Based on the data obtained, we can come to the recommendation not to use more than one or two FBO switches per frame, at least for older video cards. If the game has a separate code pass for Low-End devices, it is advisable not to use the FBO change there. However, on the Low-End, the issue of lowering the resolution often becomes relevant. On Android, you can lower the rendering resolution without resorting to using intermediate FBO by calling SurfaceHolder.setFixedSize ():

surfaceView.getHolder().setFixedSize(...)

This method will not work if the game is rendered through the main Surface applications (typical scheme of work with Nativeactivity) In case of using the main Surface reduced resolution can be set by calling the native function ANativeWindow_setBuffersGeometry.

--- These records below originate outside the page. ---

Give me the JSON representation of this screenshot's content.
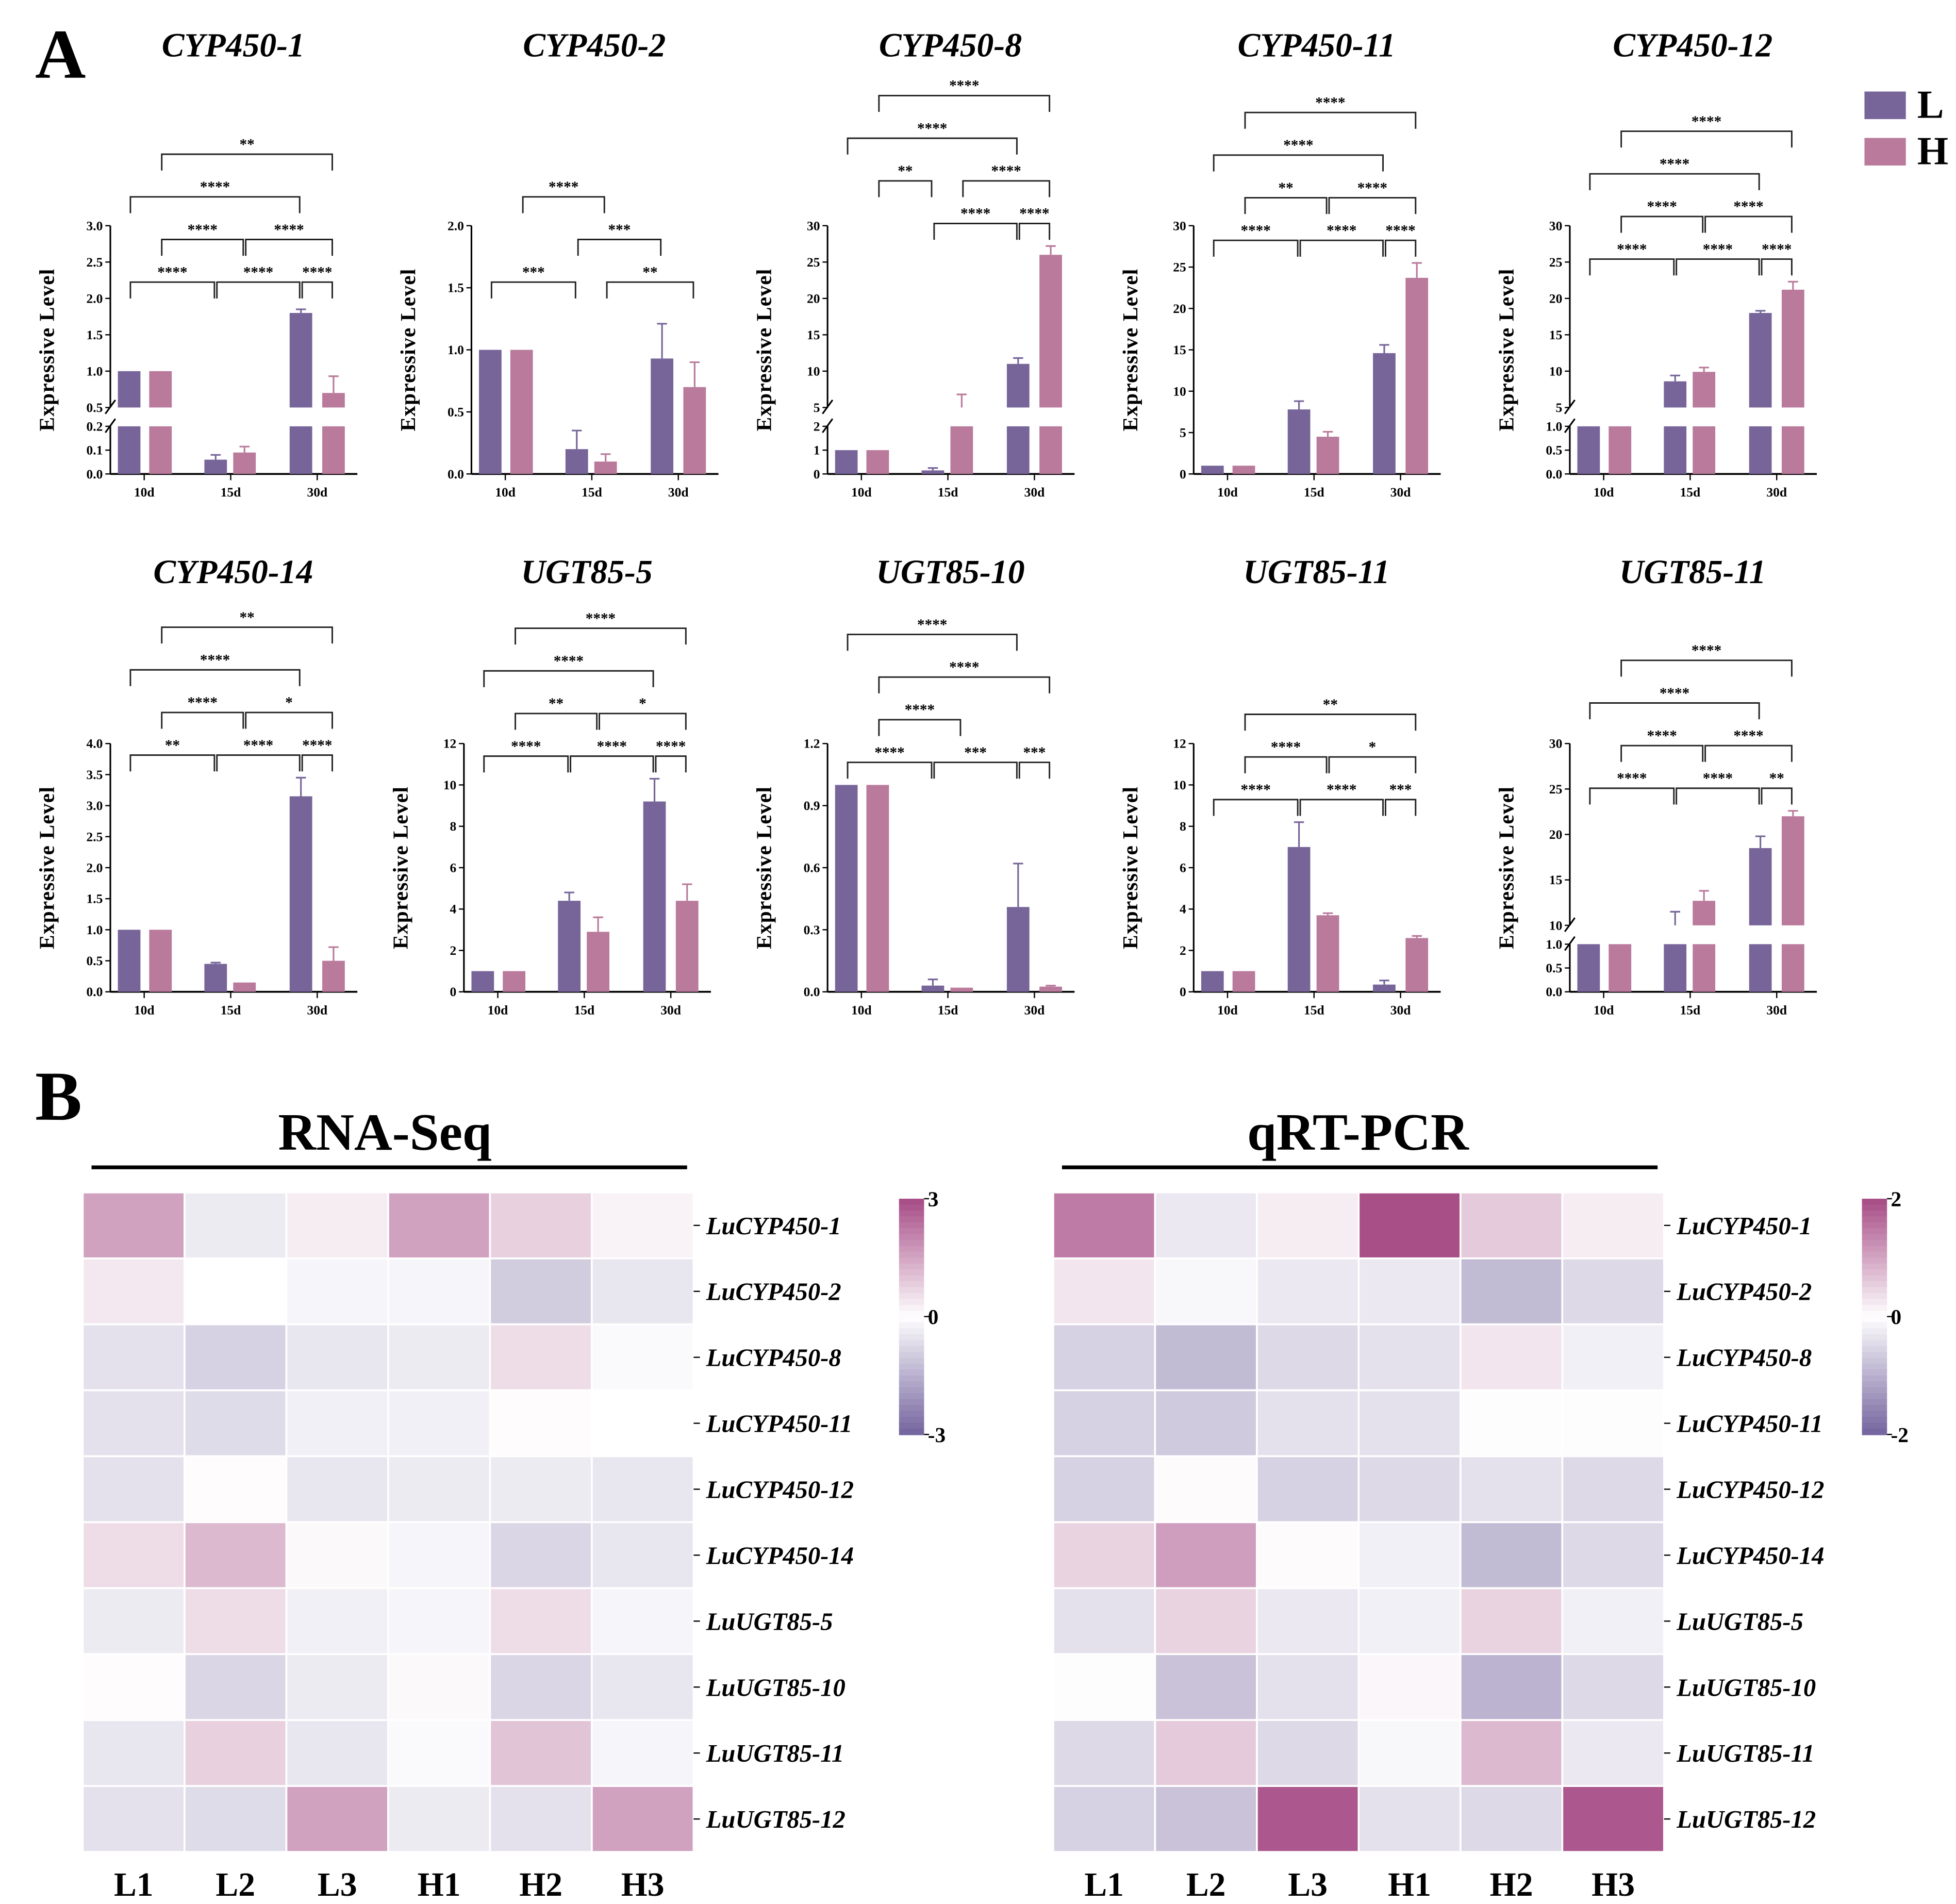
{
  "panel_labels": {
    "a": "A",
    "b": "B"
  },
  "legend": [
    {
      "label": "L",
      "color": "#77659a"
    },
    {
      "label": "H",
      "color": "#b97a9c"
    }
  ],
  "colors": {
    "L": "#77659a",
    "H": "#b97a9c",
    "heat_high": "#a84f88",
    "heat_mid": "#ffffff",
    "heat_low": "#7767a0"
  },
  "chart_data": [
    {
      "type": "bar",
      "title": "CYP450-1",
      "ylabel": "Expressive Level",
      "categories": [
        "10d",
        "15d",
        "30d"
      ],
      "broken": true,
      "yticks_lower": [
        "0.0",
        "0.1",
        "0.2"
      ],
      "yticks": [
        "0.5",
        "1.0",
        "1.5",
        "2.0",
        "2.5",
        "3.0"
      ],
      "series": [
        {
          "name": "L",
          "values": [
            1,
            0.06,
            1.8
          ],
          "errors": [
            0,
            0.02,
            0.05
          ]
        },
        {
          "name": "H",
          "values": [
            1,
            0.09,
            0.7
          ],
          "errors": [
            0,
            0.025,
            0.23
          ]
        }
      ],
      "significance": [
        {
          "from": 0,
          "to": 2,
          "level": 0,
          "label": "****"
        },
        {
          "from": 2,
          "to": 4,
          "level": 0,
          "label": "****"
        },
        {
          "from": 4,
          "to": 5,
          "level": 0,
          "label": "****"
        },
        {
          "from": 1,
          "to": 3,
          "level": 1,
          "label": "****"
        },
        {
          "from": 3,
          "to": 5,
          "level": 1,
          "label": "****"
        },
        {
          "from": 0,
          "to": 4,
          "level": 2,
          "label": "****"
        },
        {
          "from": 1,
          "to": 5,
          "level": 3,
          "label": "**"
        }
      ]
    },
    {
      "type": "bar",
      "title": "CYP450-2",
      "ylabel": "Expressive Level",
      "categories": [
        "10d",
        "15d",
        "30d"
      ],
      "broken": false,
      "yticks": [
        "0.0",
        "0.5",
        "1.0",
        "1.5",
        "2.0"
      ],
      "series": [
        {
          "name": "L",
          "values": [
            1,
            0.2,
            0.93
          ],
          "errors": [
            0,
            0.15,
            0.28
          ]
        },
        {
          "name": "H",
          "values": [
            1,
            0.1,
            0.7
          ],
          "errors": [
            0,
            0.06,
            0.2
          ]
        }
      ],
      "significance": [
        {
          "from": 0,
          "to": 2,
          "level": 0,
          "label": "***"
        },
        {
          "from": 3,
          "to": 5,
          "level": 0,
          "label": "**"
        },
        {
          "from": 2,
          "to": 4,
          "level": 1,
          "label": "***"
        },
        {
          "from": 1,
          "to": 3,
          "level": 2,
          "label": "****"
        }
      ]
    },
    {
      "type": "bar",
      "title": "CYP450-8",
      "ylabel": "Expressive Level",
      "categories": [
        "10d",
        "15d",
        "30d"
      ],
      "broken": true,
      "yticks_lower": [
        "0",
        "1",
        "2"
      ],
      "yticks": [
        "5",
        "10",
        "15",
        "20",
        "25",
        "30"
      ],
      "series": [
        {
          "name": "L",
          "values": [
            1,
            0.15,
            11
          ],
          "errors": [
            0,
            0.1,
            0.8
          ]
        },
        {
          "name": "H",
          "values": [
            1,
            4.8,
            26
          ],
          "errors": [
            0,
            2,
            1.2
          ]
        }
      ],
      "significance": [
        {
          "from": 2,
          "to": 4,
          "level": 0,
          "label": "****"
        },
        {
          "from": 4,
          "to": 5,
          "level": 0,
          "label": "****"
        },
        {
          "from": 1,
          "to": 2,
          "level": 1,
          "label": "**"
        },
        {
          "from": 3,
          "to": 5,
          "level": 1,
          "label": "****"
        },
        {
          "from": 0,
          "to": 4,
          "level": 2,
          "label": "****"
        },
        {
          "from": 1,
          "to": 5,
          "level": 3,
          "label": "****"
        }
      ]
    },
    {
      "type": "bar",
      "title": "CYP450-11",
      "ylabel": "Expressive Level",
      "categories": [
        "10d",
        "15d",
        "30d"
      ],
      "broken": false,
      "yticks": [
        "0",
        "5",
        "10",
        "15",
        "20",
        "25",
        "30"
      ],
      "series": [
        {
          "name": "L",
          "values": [
            1,
            7.8,
            14.6
          ],
          "errors": [
            0,
            1,
            1
          ]
        },
        {
          "name": "H",
          "values": [
            1,
            4.5,
            23.7
          ],
          "errors": [
            0,
            0.6,
            1.8
          ]
        }
      ],
      "significance": [
        {
          "from": 0,
          "to": 2,
          "level": 0,
          "label": "****"
        },
        {
          "from": 2,
          "to": 4,
          "level": 0,
          "label": "****"
        },
        {
          "from": 4,
          "to": 5,
          "level": 0,
          "label": "****"
        },
        {
          "from": 1,
          "to": 3,
          "level": 1,
          "label": "**"
        },
        {
          "from": 3,
          "to": 5,
          "level": 1,
          "label": "****"
        },
        {
          "from": 0,
          "to": 4,
          "level": 2,
          "label": "****"
        },
        {
          "from": 1,
          "to": 5,
          "level": 3,
          "label": "****"
        }
      ]
    },
    {
      "type": "bar",
      "title": "CYP450-12",
      "ylabel": "Expressive Level",
      "categories": [
        "10d",
        "15d",
        "30d"
      ],
      "broken": true,
      "yticks_lower": [
        "0.0",
        "0.5",
        "1.0"
      ],
      "yticks": [
        "5",
        "10",
        "15",
        "20",
        "25",
        "30"
      ],
      "series": [
        {
          "name": "L",
          "values": [
            1,
            8.6,
            18
          ],
          "errors": [
            0,
            0.8,
            0.3
          ]
        },
        {
          "name": "H",
          "values": [
            1,
            9.9,
            21.2
          ],
          "errors": [
            0,
            0.6,
            1.1
          ]
        }
      ],
      "significance": [
        {
          "from": 0,
          "to": 2,
          "level": 0,
          "label": "****"
        },
        {
          "from": 2,
          "to": 4,
          "level": 0,
          "label": "****"
        },
        {
          "from": 4,
          "to": 5,
          "level": 0,
          "label": "****"
        },
        {
          "from": 1,
          "to": 3,
          "level": 1,
          "label": "****"
        },
        {
          "from": 3,
          "to": 5,
          "level": 1,
          "label": "****"
        },
        {
          "from": 0,
          "to": 4,
          "level": 2,
          "label": "****"
        },
        {
          "from": 1,
          "to": 5,
          "level": 3,
          "label": "****"
        }
      ]
    },
    {
      "type": "bar",
      "title": "CYP450-14",
      "ylabel": "Expressive Level",
      "categories": [
        "10d",
        "15d",
        "30d"
      ],
      "broken": false,
      "yticks": [
        "0.0",
        "0.5",
        "1.0",
        "1.5",
        "2.0",
        "2.5",
        "3.0",
        "3.5",
        "4.0"
      ],
      "series": [
        {
          "name": "L",
          "values": [
            1,
            0.45,
            3.15
          ],
          "errors": [
            0,
            0.02,
            0.3
          ]
        },
        {
          "name": "H",
          "values": [
            1,
            0.15,
            0.5
          ],
          "errors": [
            0,
            0,
            0.22
          ]
        }
      ],
      "significance": [
        {
          "from": 0,
          "to": 2,
          "level": 0,
          "label": "**"
        },
        {
          "from": 2,
          "to": 4,
          "level": 0,
          "label": "****"
        },
        {
          "from": 4,
          "to": 5,
          "level": 0,
          "label": "****"
        },
        {
          "from": 1,
          "to": 3,
          "level": 1,
          "label": "****"
        },
        {
          "from": 3,
          "to": 5,
          "level": 1,
          "label": "*"
        },
        {
          "from": 0,
          "to": 4,
          "level": 2,
          "label": "****"
        },
        {
          "from": 1,
          "to": 5,
          "level": 3,
          "label": "**"
        }
      ]
    },
    {
      "type": "bar",
      "title": "UGT85-5",
      "ylabel": "Expressive Level",
      "categories": [
        "10d",
        "15d",
        "30d"
      ],
      "broken": false,
      "yticks": [
        "0",
        "2",
        "4",
        "6",
        "8",
        "10",
        "12"
      ],
      "series": [
        {
          "name": "L",
          "values": [
            1,
            4.4,
            9.2
          ],
          "errors": [
            0,
            0.4,
            1.1
          ]
        },
        {
          "name": "H",
          "values": [
            1,
            2.9,
            4.4
          ],
          "errors": [
            0,
            0.7,
            0.8
          ]
        }
      ],
      "significance": [
        {
          "from": 0,
          "to": 2,
          "level": 0,
          "label": "****"
        },
        {
          "from": 2,
          "to": 4,
          "level": 0,
          "label": "****"
        },
        {
          "from": 4,
          "to": 5,
          "level": 0,
          "label": "****"
        },
        {
          "from": 1,
          "to": 3,
          "level": 1,
          "label": "**"
        },
        {
          "from": 3,
          "to": 5,
          "level": 1,
          "label": "*"
        },
        {
          "from": 0,
          "to": 4,
          "level": 2,
          "label": "****"
        },
        {
          "from": 1,
          "to": 5,
          "level": 3,
          "label": "****"
        }
      ]
    },
    {
      "type": "bar",
      "title": "UGT85-10",
      "ylabel": "Expressive Level",
      "categories": [
        "10d",
        "15d",
        "30d"
      ],
      "broken": false,
      "yticks": [
        "0.0",
        "0.3",
        "0.6",
        "0.9",
        "1.2"
      ],
      "series": [
        {
          "name": "L",
          "values": [
            1,
            0.03,
            0.41
          ],
          "errors": [
            0,
            0.03,
            0.21
          ]
        },
        {
          "name": "H",
          "values": [
            1,
            0.02,
            0.025
          ],
          "errors": [
            0,
            0,
            0.005
          ]
        }
      ],
      "significance": [
        {
          "from": 0,
          "to": 2,
          "level": 0,
          "label": "****"
        },
        {
          "from": 2,
          "to": 4,
          "level": 0,
          "label": "***"
        },
        {
          "from": 4,
          "to": 5,
          "level": 0,
          "label": "***"
        },
        {
          "from": 1,
          "to": 3,
          "level": 1,
          "label": "****"
        },
        {
          "from": 1,
          "to": 5,
          "level": 2,
          "label": "****"
        },
        {
          "from": 0,
          "to": 4,
          "level": 3,
          "label": "****"
        }
      ]
    },
    {
      "type": "bar",
      "title": "UGT85-11",
      "ylabel": "Expressive Level",
      "categories": [
        "10d",
        "15d",
        "30d"
      ],
      "broken": false,
      "yticks": [
        "0",
        "2",
        "4",
        "6",
        "8",
        "10",
        "12"
      ],
      "series": [
        {
          "name": "L",
          "values": [
            1,
            7,
            0.35
          ],
          "errors": [
            0,
            1.2,
            0.2
          ]
        },
        {
          "name": "H",
          "values": [
            1,
            3.7,
            2.6
          ],
          "errors": [
            0,
            0.1,
            0.1
          ]
        }
      ],
      "significance": [
        {
          "from": 0,
          "to": 2,
          "level": 0,
          "label": "****"
        },
        {
          "from": 2,
          "to": 4,
          "level": 0,
          "label": "****"
        },
        {
          "from": 4,
          "to": 5,
          "level": 0,
          "label": "***"
        },
        {
          "from": 1,
          "to": 3,
          "level": 1,
          "label": "****"
        },
        {
          "from": 3,
          "to": 5,
          "level": 1,
          "label": "*"
        },
        {
          "from": 1,
          "to": 5,
          "level": 2,
          "label": "**"
        }
      ]
    },
    {
      "type": "bar",
      "title": "UGT85-11",
      "ylabel": "Expressive Level",
      "categories": [
        "10d",
        "15d",
        "30d"
      ],
      "broken": true,
      "yticks_lower": [
        "0.0",
        "0.5",
        "1.0"
      ],
      "yticks": [
        "10",
        "15",
        "20",
        "25",
        "30"
      ],
      "series": [
        {
          "name": "L",
          "values": [
            1,
            10,
            18.5
          ],
          "errors": [
            0,
            1.5,
            1.3
          ]
        },
        {
          "name": "H",
          "values": [
            1,
            12.7,
            22
          ],
          "errors": [
            0,
            1.1,
            0.6
          ]
        }
      ],
      "significance": [
        {
          "from": 0,
          "to": 2,
          "level": 0,
          "label": "****"
        },
        {
          "from": 2,
          "to": 4,
          "level": 0,
          "label": "****"
        },
        {
          "from": 4,
          "to": 5,
          "level": 0,
          "label": "**"
        },
        {
          "from": 1,
          "to": 3,
          "level": 1,
          "label": "****"
        },
        {
          "from": 3,
          "to": 5,
          "level": 1,
          "label": "****"
        },
        {
          "from": 0,
          "to": 4,
          "level": 2,
          "label": "****"
        },
        {
          "from": 1,
          "to": 5,
          "level": 3,
          "label": "****"
        }
      ]
    },
    {
      "type": "heatmap",
      "title": "RNA-Seq",
      "columns": [
        "L1",
        "L2",
        "L3",
        "H1",
        "H2",
        "H3"
      ],
      "rows": [
        "LuCYP450-1",
        "LuCYP450-2",
        "LuCYP450-8",
        "LuCYP450-11",
        "LuCYP450-12",
        "LuCYP450-14",
        "LuUGT85-5",
        "LuUGT85-10",
        "LuUGT85-11",
        "LuUGT85-12"
      ],
      "scale": {
        "min": -3,
        "max": 3,
        "ticks": [
          "3",
          "0",
          "-3"
        ]
      },
      "values": [
        [
          1.6,
          -0.4,
          0.3,
          1.6,
          0.8,
          0.2
        ],
        [
          0.4,
          0,
          -0.2,
          -0.2,
          -1.0,
          -0.5
        ],
        [
          -0.6,
          -0.9,
          -0.5,
          -0.4,
          0.6,
          -0.1
        ],
        [
          -0.6,
          -0.7,
          -0.3,
          -0.3,
          0.05,
          0
        ],
        [
          -0.6,
          0.05,
          -0.5,
          -0.4,
          -0.4,
          -0.5
        ],
        [
          0.6,
          1.2,
          0.1,
          -0.2,
          -0.8,
          -0.5
        ],
        [
          -0.4,
          0.6,
          -0.3,
          -0.2,
          0.6,
          -0.2
        ],
        [
          0.05,
          -0.8,
          -0.4,
          0.1,
          -0.8,
          -0.5
        ],
        [
          -0.5,
          0.8,
          -0.5,
          -0.1,
          1.0,
          -0.2
        ],
        [
          -0.6,
          -0.7,
          1.6,
          -0.4,
          -0.6,
          1.6
        ]
      ]
    },
    {
      "type": "heatmap",
      "title": "qRT-PCR",
      "columns": [
        "L1",
        "L2",
        "L3",
        "H1",
        "H2",
        "H3"
      ],
      "rows": [
        "LuCYP450-1",
        "LuCYP450-2",
        "LuCYP450-8",
        "LuCYP450-11",
        "LuCYP450-12",
        "LuCYP450-14",
        "LuUGT85-5",
        "LuUGT85-10",
        "LuUGT85-11",
        "LuUGT85-12"
      ],
      "scale": {
        "min": -2,
        "max": 2,
        "ticks": [
          "2",
          "0",
          "-2"
        ]
      },
      "values": [
        [
          1.5,
          -0.3,
          0.2,
          2.0,
          0.6,
          0.2
        ],
        [
          0.3,
          -0.1,
          -0.3,
          -0.3,
          -0.9,
          -0.5
        ],
        [
          -0.6,
          -0.9,
          -0.5,
          -0.4,
          0.3,
          -0.2
        ],
        [
          -0.6,
          -0.7,
          -0.4,
          -0.4,
          0.02,
          0.02
        ],
        [
          -0.6,
          0.05,
          -0.6,
          -0.5,
          -0.4,
          -0.5
        ],
        [
          0.5,
          1.1,
          0.05,
          -0.2,
          -0.9,
          -0.5
        ],
        [
          -0.4,
          0.5,
          -0.3,
          -0.2,
          0.5,
          -0.2
        ],
        [
          0.02,
          -0.8,
          -0.4,
          0.1,
          -1.0,
          -0.5
        ],
        [
          -0.5,
          0.6,
          -0.5,
          -0.1,
          0.8,
          -0.3
        ],
        [
          -0.6,
          -0.8,
          1.9,
          -0.4,
          -0.5,
          1.9
        ]
      ]
    }
  ]
}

JNIEXPORT void JNICALL Java_com_organization_app_AppNativeActivity_setBufferGeometry(JNIEnv *env, jobject thiz, jobject surface, jint width, jint height)
{
ANativeWindow* window = ANativeWindow_fromSurface(env, surface); 
ANativeWindow_setBuffersGeometry(window, width, height, AHARDWAREBUFFER_FORMAT_R8G8B8X8_UNORM); 
}

In Java:

private static native void setBufferGeometry(Surface surface, int width , int height ); 
...
// в наследнике SurfaceHolder.Callback
@Override public void surfaceChanged(SurfaceHolder holder, int format, int width, int height)
{
     setBufferGeometry(holder.getSurface(), 768, 1366); /* ... */
...

Finally, we mention the convenient ADB command for controlling selected surface buffers on Android:

adb shell dumpsys surfaceflinger

You can get a similar conclusion that allows you to estimate the memory consumption for surface buffers:

In the screenshot above, the system selects 3 buffers for triple buffering GLSurfaceView games (highlighted in yellow), as well as 2 buffers for the main Surface (highlighted in red). In the case of rendering through the main Surface, which is the default scheme when using Nativeactivityallocating additional buffers can be avoided.

That’s all for now. In the following articles, we will classify mobile GPUs, as well as analyze methods for optimizing shaders for them.